Triggering the workloads

  1. Now, we need to get the remote scripts and the workloads to the VMs from the instances. To do that, cssh into all instances, copy the latest vm_scripts/* (as checked in the repo) from a local server. Please set your username and password in all the following scripts.
  2. SCP all the remote scripts to the VMs using ./scp_remote_scripts_to_vms.sh.
  3. SCP the workload files to the VMs using ./scp_workloads_to_vms.sh which will scp the workload files to the corresponding VMs under ~/seq2 (you don't have to delete explicitly the folder in the VMs like you did for the chameleon instances).
  4. The final step is to trigger the workload using ./trigger_remote_script_trigger_xfsMonkey.sh <file_system> which will trigger the vm_remote_trigger_script.sh in all the VMs. This will take some time (15-30 minutes) to complete.

Monitoring the workloads

Since all the workloads are running on the VMs, it is difficult to monitor the status of the runs. We have a few helper scripts for that.

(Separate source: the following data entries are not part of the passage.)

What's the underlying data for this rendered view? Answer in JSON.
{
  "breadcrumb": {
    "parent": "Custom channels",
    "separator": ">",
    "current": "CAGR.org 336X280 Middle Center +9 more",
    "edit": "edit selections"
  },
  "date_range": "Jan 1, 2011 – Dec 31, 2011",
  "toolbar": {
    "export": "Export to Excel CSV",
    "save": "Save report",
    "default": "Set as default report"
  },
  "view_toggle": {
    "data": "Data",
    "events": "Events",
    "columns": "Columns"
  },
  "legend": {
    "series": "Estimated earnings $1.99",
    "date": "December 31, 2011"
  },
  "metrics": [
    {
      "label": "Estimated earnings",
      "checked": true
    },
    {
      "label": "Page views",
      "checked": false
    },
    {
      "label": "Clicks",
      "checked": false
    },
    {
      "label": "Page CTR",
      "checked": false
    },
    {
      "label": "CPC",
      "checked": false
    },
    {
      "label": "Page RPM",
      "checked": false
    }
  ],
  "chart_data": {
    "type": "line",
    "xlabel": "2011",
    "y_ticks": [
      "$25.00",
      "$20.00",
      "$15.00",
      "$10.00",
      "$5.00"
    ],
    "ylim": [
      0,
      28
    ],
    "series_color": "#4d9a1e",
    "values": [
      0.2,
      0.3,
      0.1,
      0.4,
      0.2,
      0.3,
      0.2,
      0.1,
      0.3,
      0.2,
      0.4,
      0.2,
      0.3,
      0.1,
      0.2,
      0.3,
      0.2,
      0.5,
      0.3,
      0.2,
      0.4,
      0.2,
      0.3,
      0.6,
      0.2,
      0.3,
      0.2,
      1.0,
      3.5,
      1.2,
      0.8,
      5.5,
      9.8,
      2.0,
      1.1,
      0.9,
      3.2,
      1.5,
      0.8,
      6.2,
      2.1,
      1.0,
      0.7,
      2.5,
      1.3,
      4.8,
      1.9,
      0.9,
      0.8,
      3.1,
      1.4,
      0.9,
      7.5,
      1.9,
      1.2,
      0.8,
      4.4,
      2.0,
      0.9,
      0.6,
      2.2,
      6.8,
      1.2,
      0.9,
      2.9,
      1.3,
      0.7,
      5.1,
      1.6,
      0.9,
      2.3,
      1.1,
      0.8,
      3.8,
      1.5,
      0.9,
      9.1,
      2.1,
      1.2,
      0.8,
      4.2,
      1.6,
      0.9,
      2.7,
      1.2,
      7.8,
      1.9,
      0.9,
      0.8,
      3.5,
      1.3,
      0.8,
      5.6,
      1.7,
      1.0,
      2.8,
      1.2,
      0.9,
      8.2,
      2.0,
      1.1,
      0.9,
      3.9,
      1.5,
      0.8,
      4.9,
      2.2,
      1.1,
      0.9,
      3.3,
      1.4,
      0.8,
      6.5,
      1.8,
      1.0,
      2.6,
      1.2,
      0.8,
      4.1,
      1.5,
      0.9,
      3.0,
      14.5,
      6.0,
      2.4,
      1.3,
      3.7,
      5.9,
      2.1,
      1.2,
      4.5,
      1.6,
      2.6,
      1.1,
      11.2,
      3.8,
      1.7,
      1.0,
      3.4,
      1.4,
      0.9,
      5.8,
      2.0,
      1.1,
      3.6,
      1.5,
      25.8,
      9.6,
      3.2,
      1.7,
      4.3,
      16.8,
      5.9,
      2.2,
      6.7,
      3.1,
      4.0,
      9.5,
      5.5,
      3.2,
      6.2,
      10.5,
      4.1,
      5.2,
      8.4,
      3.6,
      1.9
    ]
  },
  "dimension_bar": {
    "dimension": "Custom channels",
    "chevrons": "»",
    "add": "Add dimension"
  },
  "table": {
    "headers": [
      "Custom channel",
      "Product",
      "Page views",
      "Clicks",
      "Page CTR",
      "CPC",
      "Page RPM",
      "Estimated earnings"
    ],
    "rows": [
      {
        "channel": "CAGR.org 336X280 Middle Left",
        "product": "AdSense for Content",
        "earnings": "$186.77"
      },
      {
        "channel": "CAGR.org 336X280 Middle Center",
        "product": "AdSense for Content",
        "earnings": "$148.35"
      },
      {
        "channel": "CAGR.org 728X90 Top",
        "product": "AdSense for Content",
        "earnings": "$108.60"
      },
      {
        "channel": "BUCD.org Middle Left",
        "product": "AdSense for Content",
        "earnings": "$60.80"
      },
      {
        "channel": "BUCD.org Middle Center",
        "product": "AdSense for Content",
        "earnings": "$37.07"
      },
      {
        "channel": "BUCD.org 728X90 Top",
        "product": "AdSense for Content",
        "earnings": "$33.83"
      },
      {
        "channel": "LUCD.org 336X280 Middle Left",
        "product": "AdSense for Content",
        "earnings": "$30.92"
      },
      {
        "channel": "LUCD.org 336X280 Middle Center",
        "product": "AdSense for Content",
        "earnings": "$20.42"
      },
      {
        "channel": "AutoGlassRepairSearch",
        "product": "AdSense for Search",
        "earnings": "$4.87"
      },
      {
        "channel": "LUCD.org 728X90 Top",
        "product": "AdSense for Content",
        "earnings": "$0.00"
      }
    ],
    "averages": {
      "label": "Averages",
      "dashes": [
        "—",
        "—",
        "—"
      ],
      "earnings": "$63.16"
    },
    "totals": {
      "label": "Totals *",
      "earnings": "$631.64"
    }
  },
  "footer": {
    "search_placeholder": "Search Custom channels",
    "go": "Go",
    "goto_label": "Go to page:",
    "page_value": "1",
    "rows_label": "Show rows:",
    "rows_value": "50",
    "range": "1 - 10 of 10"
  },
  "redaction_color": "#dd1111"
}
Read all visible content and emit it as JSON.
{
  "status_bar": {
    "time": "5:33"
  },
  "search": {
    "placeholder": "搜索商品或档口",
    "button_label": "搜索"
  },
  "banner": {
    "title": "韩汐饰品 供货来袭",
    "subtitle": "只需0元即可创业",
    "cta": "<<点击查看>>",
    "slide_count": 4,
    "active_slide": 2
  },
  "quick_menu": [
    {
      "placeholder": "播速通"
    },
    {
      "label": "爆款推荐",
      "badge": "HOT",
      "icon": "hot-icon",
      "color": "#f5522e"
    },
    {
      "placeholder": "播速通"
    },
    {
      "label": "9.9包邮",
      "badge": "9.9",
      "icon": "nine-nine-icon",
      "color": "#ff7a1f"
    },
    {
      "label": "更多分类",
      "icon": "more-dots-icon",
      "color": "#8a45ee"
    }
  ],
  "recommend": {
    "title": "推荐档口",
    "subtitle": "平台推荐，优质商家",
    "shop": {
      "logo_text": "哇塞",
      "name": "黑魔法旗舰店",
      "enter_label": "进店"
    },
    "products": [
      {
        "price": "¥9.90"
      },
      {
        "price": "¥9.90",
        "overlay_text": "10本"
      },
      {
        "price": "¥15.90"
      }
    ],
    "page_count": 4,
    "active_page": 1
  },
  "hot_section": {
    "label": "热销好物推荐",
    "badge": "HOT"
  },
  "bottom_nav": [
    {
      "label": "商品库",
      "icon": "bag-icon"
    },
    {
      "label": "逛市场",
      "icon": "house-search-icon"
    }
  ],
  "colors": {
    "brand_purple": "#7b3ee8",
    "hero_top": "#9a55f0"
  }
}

  1. To check if the workload triggered in the VMs has completed execution, login to the instances through cssh, pull latest copy of vm_scripts and run ./trigger_remote_script.sh vm_remote_check_running.sh which either prints 'Some run in progress' or 'No runs in progress' for each of the VMs running.
  2. To check how many workloads are complete, cssh in to the instances and run ./trigger_remote_script.sh vm_remote_progress_script.sh which will print how many workloads are complete for each of the VMs.

Getting the results

Once the workloads are complete (which you can make sure by using the above steps), you can pull the list of log files and the diff files as follows -

  1. If the instances had changed (recreated), then the entries have to be removed from ~/.ssh/known_hosts file otherwise the scp will fail with host verification failed. So, if the instances had changed, remove ~/.ssh/known_hosts and then trigger the pull script.
  2. Run ./pull_diff_files_and_xfsmonkey_log.sh <dir> <start_vm> <end_vm> which creates a directory dir and pulls the log files and diff files from the servers in the range [start_vm, end_vm].
  3. The above is a serial script which will take a long time. So, you can use ./pull_diff_files_and_xfsmonkey_log_parallel.sh <dir> which pulls the necessary files from all the VMs. Similar to scp_segregated_workloads_parallel.ssh script, you should change this parallel script also if the number of live nodes changes.
  4. Use ps aux | grep pull_diff_files to check if the pull script has completed. Once it's complete, you can find all the log and diff files under dir specified.